Compliance Obligations: We comply with applicable children's privacy laws, including the Children's Online Privacy Protection Act (COPPA) in the United States and similar regulations in other jurisdictions.

14. CONTACT INFORMATION

For questions, concerns, or requests regarding this Privacy Policy or our data processing practices, please contact us through the following channels:

Privacy matters: [email protected]

General support: [email protected]

Business Hours (Estonia Time Zone)

Monday – Friday: 10:00 – 18:00 (EET / UTC+2, Tallinn Time)

Saturday: Closed

Sunday: Closed

Public holidays may affect our business hours.

Regulatory Complaints: You have the right to lodge complaints with relevant data protection authorities in your jurisdiction if you believe our processing of your personal data violates applicable law.

15. POLICY UPDATES AND AMENDMENTS

We reserve the right to modify this Privacy Policy to reflect changes in our practices, applicable law, or business requirements:

Notification Procedures: Material changes will be communicated through prominent Platform notices, email notifications to registered users, and updates to the "Last Updated" date at the top of this Policy.

Continued Use: Your continued use of the Platform following notification of changes constitutes acceptance of the updated Privacy Policy, unless you opt-out or terminate your account within the specified notice period.

Version Control: We maintain records of previous Policy versions and will provide access to historical versions upon reasonable request for transparency and compliance purposes.

16. GOVERNING LAW AND JURISDICTION

This Privacy Policy is governed by and construed in accordance with the laws of Estonia, without regard to conflict of law principles.
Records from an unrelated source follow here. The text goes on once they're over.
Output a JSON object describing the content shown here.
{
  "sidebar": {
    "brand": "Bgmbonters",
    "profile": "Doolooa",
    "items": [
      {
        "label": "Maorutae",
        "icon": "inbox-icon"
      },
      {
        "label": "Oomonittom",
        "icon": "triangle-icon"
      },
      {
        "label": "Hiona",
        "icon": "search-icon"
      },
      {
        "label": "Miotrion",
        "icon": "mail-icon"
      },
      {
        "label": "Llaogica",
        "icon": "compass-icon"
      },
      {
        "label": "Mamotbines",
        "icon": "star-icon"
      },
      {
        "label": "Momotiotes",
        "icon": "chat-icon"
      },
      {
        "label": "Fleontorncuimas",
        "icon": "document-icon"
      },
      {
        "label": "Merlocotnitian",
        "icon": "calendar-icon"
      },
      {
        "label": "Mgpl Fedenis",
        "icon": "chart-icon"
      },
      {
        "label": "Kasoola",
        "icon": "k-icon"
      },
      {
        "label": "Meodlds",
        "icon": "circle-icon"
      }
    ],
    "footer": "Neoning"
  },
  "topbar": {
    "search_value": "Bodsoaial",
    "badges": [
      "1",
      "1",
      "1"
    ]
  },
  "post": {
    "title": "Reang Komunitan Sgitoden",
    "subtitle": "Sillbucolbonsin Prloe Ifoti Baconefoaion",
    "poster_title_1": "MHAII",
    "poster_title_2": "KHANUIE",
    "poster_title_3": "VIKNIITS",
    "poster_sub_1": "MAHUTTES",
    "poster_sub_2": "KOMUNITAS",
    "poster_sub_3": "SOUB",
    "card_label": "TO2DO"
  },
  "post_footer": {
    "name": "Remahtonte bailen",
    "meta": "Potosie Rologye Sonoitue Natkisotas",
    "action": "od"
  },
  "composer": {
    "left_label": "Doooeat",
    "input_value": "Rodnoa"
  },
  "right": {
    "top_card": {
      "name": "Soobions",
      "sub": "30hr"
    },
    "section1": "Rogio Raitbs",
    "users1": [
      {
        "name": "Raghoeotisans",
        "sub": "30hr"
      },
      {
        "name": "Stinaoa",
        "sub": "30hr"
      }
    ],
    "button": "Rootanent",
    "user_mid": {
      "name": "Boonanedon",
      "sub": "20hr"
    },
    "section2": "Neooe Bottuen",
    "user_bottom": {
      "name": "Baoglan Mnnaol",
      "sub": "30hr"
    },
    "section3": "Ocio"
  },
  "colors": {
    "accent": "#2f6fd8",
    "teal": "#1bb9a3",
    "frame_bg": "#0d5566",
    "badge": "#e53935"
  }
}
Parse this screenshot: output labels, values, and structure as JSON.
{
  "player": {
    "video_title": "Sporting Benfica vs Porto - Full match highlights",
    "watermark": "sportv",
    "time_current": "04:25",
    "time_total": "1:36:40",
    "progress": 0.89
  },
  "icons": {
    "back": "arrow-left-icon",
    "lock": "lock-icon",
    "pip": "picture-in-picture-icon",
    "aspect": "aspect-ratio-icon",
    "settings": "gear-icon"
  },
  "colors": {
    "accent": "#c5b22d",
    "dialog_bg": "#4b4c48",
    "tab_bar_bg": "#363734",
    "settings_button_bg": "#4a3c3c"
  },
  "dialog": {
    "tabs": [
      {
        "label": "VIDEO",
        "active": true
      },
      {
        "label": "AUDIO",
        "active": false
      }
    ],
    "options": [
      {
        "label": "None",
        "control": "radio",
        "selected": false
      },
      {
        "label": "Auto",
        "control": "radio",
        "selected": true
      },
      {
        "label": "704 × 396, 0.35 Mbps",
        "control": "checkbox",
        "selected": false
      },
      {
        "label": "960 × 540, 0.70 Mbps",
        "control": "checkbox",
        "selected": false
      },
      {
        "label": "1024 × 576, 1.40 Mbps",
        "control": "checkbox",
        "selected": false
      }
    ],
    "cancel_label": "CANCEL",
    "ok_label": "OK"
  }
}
Any disputes arising under this Policy shall be subject to the exclusive jurisdiction of the courts located in Talinn, Estonia, provided that this does not limit our right to seek injunctive relief in any competent jurisdiction.

By using our Platform, you acknowledge that you have read, understood, and agree to be bound by this Privacy Policy. If you do not agree with any provision of this Policy, you must discontinue use of our Platform immediately.

This Privacy Policy does not create any third-party beneficiary rights and does not constitute legal advice. Users should consult with qualified legal counsel regarding their specific privacy rights and obligations in their jurisdiction.